Macro Economic Sensitivity
Highly sensitive to digital consumption trends in the US and UK (64% of revenue) and regulatory shifts in the Indian gaming market.
Consumer Behavior
Shift toward multi-platform engagement (e.g., mobile users moving to Roblox) and recurring revenue models like subscriptions and seasonal passes.
Geopolitical Risks
The eSports segment is shifting focus to Saudi Arabia due to market death in the West, making the company sensitive to Middle Eastern economic and social policies.
Regulatory & Governance
Industry Regulations
New Indian regulations on skill-based real-money gaming (RMG) have significantly impacted valuations, leading to a INR 914.7 Cr impairment. Compliance costs are rising due to these evolving standards.
Legal Contingencies
The company acquired Smaaash through the National Company Law Tribunal (NCLT) process, which involves ongoing 'cleaning up' and optimization of the business.
Risk Analysis
Key Uncertainties
Regulatory uncertainty in the Indian RMG space (potential for further bans or tax changes) and the sustainability of eSports funding in Western markets (Freaks4U losses).

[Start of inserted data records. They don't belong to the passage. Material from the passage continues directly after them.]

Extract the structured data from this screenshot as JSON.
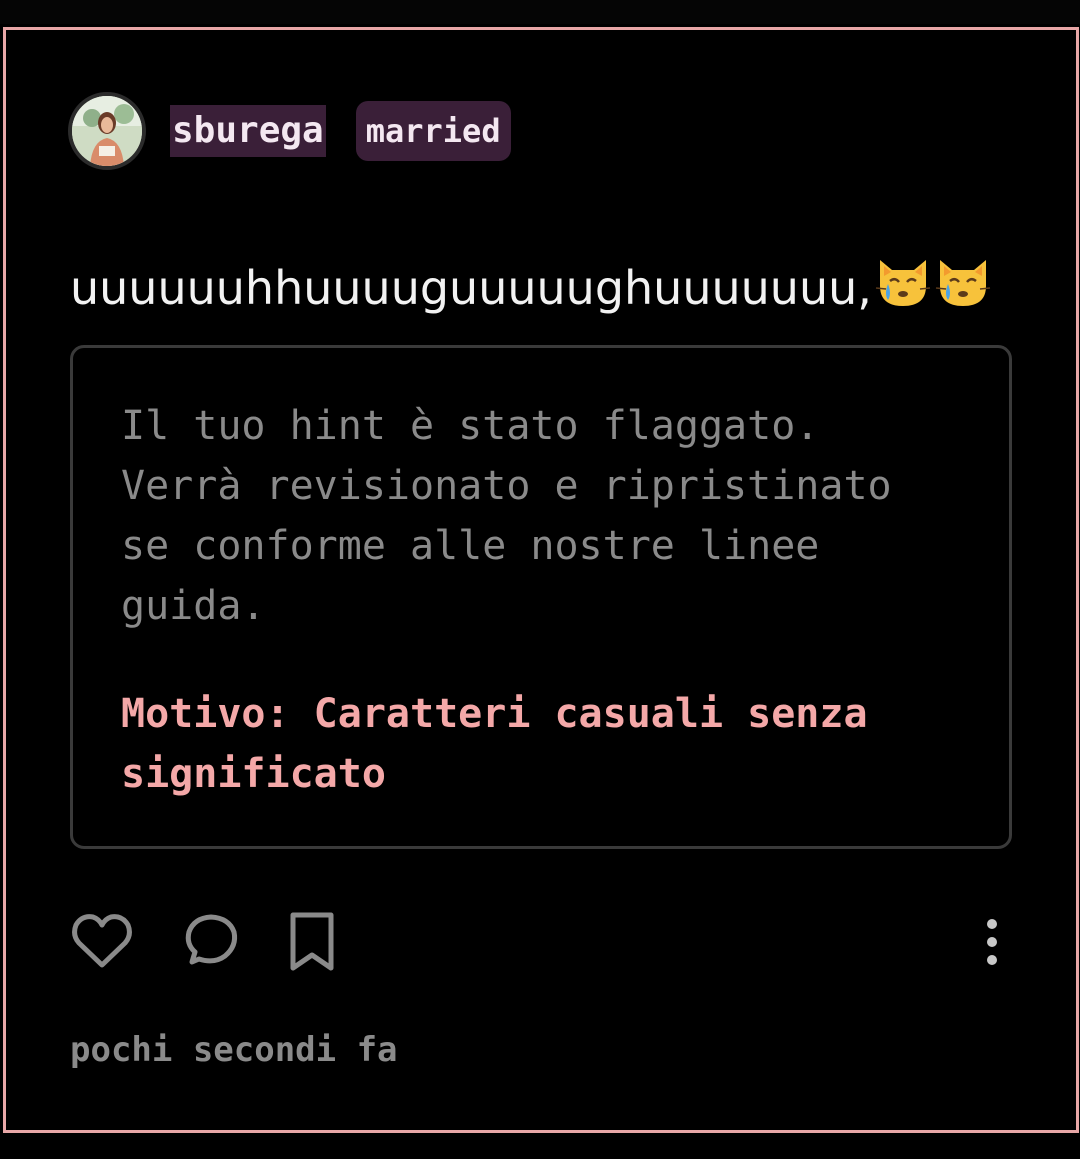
{
  "post": {
    "username": "sburega",
    "badge": "married",
    "text": "uuuuuuhhuuuuguuuuughuuuuuuu,",
    "emojis": [
      "crying-cat-face",
      "crying-cat-face"
    ],
    "timestamp": "pochi secondi fa"
  },
  "flag_notice": {
    "message": "Il tuo hint è stato flaggato. Verrà revisionato e ripristinato se conforme alle nostre linee guida.",
    "reason": "Motivo: Caratteri casuali senza significato"
  },
  "actions": {
    "like_icon": "heart-icon",
    "comment_icon": "speech-bubble-icon",
    "save_icon": "bookmark-icon",
    "more_icon": "more-vertical-icon"
  },
  "colors": {
    "background": "#000000",
    "card_border": "#e8a7a7",
    "username_bg": "#3a1f38",
    "reason_text": "#f4a8a8",
    "muted_text": "#8a8a8a"
  }
}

Geographic Concentration Risk
64% revenue concentration in US and UK markets makes the company vulnerable to economic downturns in those specific regions.
Third Party Dependencies
High dependency on Nodwin (now an associate) for eSports growth and on platform owners (Sony, Apple, Google) for game distribution.
Technology Obsolescence Risk
Risk of games losing popularity; mitigated by 'Live Ops' and expanding hit IPs like 'Wobbly Life' to new platforms like Switch 2.